I'm just noticing that I haven't anwered Edgar's original question: "Is Evolution a Dangerous Idea? If so, why?" My answer is yes. Yes, evolution is a dangerous idea.
To see why, you need to understand that Darwinian evolution is an algorithm. Start with a population of individuals which differ somewhat from each other. Let them compete for resources. Let them be fruitful and multiply, copying their traits into the next generation, in proportion to how well they competed. That's natural selection. Moreover, introduce a low rate of mistakes into the copying, giving the next round of natural selection new traits to select between.
One more important feature of evolution is that it can, in principle, run on any
kind of hardware. Given the conditions I just described, evolution just happens. Individuals in the population will continuously improve at surviving; some of them will grow astoundingly complex in the process. All this diversity and complexity can happen without any intention, any mind, any creator in charge. And it can happen to anything. Nothing about the algorithm requires that the individuals, the copying, the mutations, or the selection be biological.

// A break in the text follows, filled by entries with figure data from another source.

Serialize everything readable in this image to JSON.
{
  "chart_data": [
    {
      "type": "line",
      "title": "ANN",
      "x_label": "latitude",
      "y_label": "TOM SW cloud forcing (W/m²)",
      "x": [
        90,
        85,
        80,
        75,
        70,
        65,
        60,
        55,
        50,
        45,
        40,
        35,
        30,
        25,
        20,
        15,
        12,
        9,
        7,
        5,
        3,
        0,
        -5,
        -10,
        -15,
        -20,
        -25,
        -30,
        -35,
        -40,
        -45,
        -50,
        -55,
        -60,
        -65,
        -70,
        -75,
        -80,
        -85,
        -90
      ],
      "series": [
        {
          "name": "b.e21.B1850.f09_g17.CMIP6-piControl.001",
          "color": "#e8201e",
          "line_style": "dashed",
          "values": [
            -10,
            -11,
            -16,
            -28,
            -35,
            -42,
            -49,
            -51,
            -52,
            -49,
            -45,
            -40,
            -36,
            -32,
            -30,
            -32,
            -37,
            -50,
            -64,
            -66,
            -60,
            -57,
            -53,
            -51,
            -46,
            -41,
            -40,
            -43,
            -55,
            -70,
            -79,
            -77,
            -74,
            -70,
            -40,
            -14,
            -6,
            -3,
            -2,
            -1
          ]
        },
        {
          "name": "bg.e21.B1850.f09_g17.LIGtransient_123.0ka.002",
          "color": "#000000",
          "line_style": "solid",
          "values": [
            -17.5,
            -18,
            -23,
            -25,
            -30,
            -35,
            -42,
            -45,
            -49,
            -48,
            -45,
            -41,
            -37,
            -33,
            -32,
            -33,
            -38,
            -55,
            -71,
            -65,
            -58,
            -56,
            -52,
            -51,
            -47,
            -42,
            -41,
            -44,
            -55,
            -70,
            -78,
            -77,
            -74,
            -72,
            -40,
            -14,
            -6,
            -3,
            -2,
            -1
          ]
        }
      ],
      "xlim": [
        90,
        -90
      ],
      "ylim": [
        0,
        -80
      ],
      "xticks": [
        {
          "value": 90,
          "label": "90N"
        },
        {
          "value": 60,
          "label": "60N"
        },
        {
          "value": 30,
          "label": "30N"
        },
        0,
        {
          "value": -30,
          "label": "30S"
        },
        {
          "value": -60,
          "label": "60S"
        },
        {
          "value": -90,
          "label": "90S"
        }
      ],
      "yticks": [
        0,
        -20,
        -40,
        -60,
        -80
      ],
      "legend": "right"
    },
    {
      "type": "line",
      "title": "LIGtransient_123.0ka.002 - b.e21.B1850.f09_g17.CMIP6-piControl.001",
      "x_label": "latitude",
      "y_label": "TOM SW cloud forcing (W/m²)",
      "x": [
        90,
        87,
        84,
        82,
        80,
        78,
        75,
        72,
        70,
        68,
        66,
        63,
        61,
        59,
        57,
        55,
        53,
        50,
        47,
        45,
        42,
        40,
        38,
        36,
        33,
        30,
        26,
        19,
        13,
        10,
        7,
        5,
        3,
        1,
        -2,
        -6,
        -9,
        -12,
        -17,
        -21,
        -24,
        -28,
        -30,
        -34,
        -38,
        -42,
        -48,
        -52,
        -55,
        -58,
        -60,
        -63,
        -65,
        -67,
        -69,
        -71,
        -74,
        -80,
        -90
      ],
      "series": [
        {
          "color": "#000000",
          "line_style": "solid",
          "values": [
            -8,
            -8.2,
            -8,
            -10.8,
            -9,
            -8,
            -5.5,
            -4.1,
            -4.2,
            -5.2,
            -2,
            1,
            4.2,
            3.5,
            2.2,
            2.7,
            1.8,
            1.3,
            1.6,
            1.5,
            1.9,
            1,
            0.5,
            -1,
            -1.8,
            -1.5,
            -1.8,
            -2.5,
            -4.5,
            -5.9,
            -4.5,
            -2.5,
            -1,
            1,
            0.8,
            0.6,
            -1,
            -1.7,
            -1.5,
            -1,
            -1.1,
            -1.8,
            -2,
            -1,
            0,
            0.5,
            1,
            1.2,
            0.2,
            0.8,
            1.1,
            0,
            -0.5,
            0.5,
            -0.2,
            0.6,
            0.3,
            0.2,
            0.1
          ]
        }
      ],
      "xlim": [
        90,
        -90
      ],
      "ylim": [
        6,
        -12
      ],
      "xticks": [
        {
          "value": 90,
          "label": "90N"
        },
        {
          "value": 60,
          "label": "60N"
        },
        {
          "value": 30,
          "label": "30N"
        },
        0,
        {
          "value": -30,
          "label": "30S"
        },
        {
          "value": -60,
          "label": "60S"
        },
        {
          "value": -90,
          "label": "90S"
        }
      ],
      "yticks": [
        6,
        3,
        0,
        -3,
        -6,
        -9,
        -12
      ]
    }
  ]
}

Having understood this algorithm, and having verified that it has brought about the species we know today, people will obviously ask the next question: What else has been passed into our generation by mindless copying? What variations can we try on it? What part of our inheritance can we dump because it no longer works for us? Does it extend to political systems? Social institutions? Laws? Moral rules? Churches?
All these are dangerous questions for authoritarian minds who want there to be a mastermind in charge, and who want to protect our heritage against tinkering and selection. I think they're quite right to think evolution is corrosive of what they hold dear. And it's a good thing, too.